The manor of Hughenden is first recorded in 1086, when formerly part of Queen Edith’s lands it was held by William, son of Oger the Bishop of Bayeux, and was assessed for tax at 10 hides.
Benjamin Disraeli, British Prime Minister (1868 and 1874–1880, and Earl of Beaconsfield 1876), whose father rented a house at nearby Bradenham, purchased the manor in 1848 with the help of a loan of 25,000 from Lord Henry Bentinck and Lord Titchfield, because as leader of the Conservative Party “it was essential to represent a county,” and county members had to be landowners. He and his wife Mary Anne Disraeli, alternated between Hughenden and several homes in London.
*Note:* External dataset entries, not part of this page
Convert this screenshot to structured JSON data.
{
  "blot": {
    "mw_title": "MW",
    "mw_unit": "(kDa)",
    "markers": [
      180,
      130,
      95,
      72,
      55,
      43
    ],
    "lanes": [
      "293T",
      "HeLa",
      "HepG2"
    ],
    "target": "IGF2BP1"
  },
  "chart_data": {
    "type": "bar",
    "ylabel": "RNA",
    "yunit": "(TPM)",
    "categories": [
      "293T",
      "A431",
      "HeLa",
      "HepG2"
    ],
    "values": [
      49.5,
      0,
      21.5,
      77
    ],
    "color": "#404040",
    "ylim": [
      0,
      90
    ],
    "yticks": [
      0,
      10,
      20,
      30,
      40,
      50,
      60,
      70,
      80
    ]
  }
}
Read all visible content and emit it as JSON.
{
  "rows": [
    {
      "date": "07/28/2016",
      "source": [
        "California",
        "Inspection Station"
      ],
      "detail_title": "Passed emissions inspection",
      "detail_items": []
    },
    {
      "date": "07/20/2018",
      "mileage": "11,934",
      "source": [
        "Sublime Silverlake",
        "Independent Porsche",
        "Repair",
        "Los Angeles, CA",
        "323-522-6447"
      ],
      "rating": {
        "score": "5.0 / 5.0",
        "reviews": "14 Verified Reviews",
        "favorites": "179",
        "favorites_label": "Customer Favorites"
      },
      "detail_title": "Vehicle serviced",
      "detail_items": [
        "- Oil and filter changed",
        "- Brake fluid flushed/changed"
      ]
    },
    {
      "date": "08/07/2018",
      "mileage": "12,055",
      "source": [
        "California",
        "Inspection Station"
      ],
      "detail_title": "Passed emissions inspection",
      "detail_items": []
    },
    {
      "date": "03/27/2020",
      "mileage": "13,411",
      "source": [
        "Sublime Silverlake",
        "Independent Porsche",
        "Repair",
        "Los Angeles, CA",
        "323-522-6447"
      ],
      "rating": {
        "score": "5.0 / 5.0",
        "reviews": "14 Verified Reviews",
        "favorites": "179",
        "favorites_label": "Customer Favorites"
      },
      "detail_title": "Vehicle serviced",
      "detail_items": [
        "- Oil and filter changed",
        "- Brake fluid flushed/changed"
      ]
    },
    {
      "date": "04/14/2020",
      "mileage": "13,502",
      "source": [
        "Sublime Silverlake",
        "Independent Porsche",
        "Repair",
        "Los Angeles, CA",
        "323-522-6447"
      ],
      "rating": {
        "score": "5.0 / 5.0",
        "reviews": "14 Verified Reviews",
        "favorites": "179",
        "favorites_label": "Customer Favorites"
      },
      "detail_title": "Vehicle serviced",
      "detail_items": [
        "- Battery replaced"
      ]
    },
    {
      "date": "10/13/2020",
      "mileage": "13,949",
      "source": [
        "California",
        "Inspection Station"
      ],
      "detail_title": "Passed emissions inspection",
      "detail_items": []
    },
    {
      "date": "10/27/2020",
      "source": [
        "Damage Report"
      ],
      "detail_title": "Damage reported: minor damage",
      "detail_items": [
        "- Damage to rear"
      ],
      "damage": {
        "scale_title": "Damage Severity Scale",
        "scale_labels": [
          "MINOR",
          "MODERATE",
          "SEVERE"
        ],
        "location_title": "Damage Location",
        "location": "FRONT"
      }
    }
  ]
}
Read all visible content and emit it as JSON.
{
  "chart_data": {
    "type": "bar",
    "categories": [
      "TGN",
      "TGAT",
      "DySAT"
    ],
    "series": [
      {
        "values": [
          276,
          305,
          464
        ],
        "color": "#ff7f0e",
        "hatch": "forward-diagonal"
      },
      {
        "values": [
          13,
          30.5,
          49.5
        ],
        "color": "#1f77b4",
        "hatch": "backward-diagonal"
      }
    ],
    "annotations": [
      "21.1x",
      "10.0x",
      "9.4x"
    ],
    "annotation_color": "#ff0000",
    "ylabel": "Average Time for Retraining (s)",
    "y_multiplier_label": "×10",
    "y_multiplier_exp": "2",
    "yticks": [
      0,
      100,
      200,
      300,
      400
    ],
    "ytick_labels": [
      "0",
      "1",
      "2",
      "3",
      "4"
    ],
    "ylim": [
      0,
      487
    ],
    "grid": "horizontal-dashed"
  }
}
The present house was built towards the end of the 18th century and was of a stuccoed and of unassuming design. However, in 1862 the Disraelis had the house remodelled by the architect Edward Buckton Lamb. Lamb has been described as “one of the most perverse and original of mid-Victorian architects”. Architecturally, he had a strong interest in the eclectic; this interest is very apparent in his work at Hughenden.
Pevsner clearly failed to appreciate what the delighted Disraeli described as the “romance he had been many years realising” while going to say that he imagined it was now “restored to what it was before the civil war. As the house was not originally constructed until the middle of the 18th century, almost a century after the Civil War, that scenario would have been difficult.
The house is of three floors. The reception rooms are all on the ground floor, most with large plate glass windows (a Victorian innovation) giving onto the south-facing terrace overlooking a grassy parterre with views over the Hughenden Valley.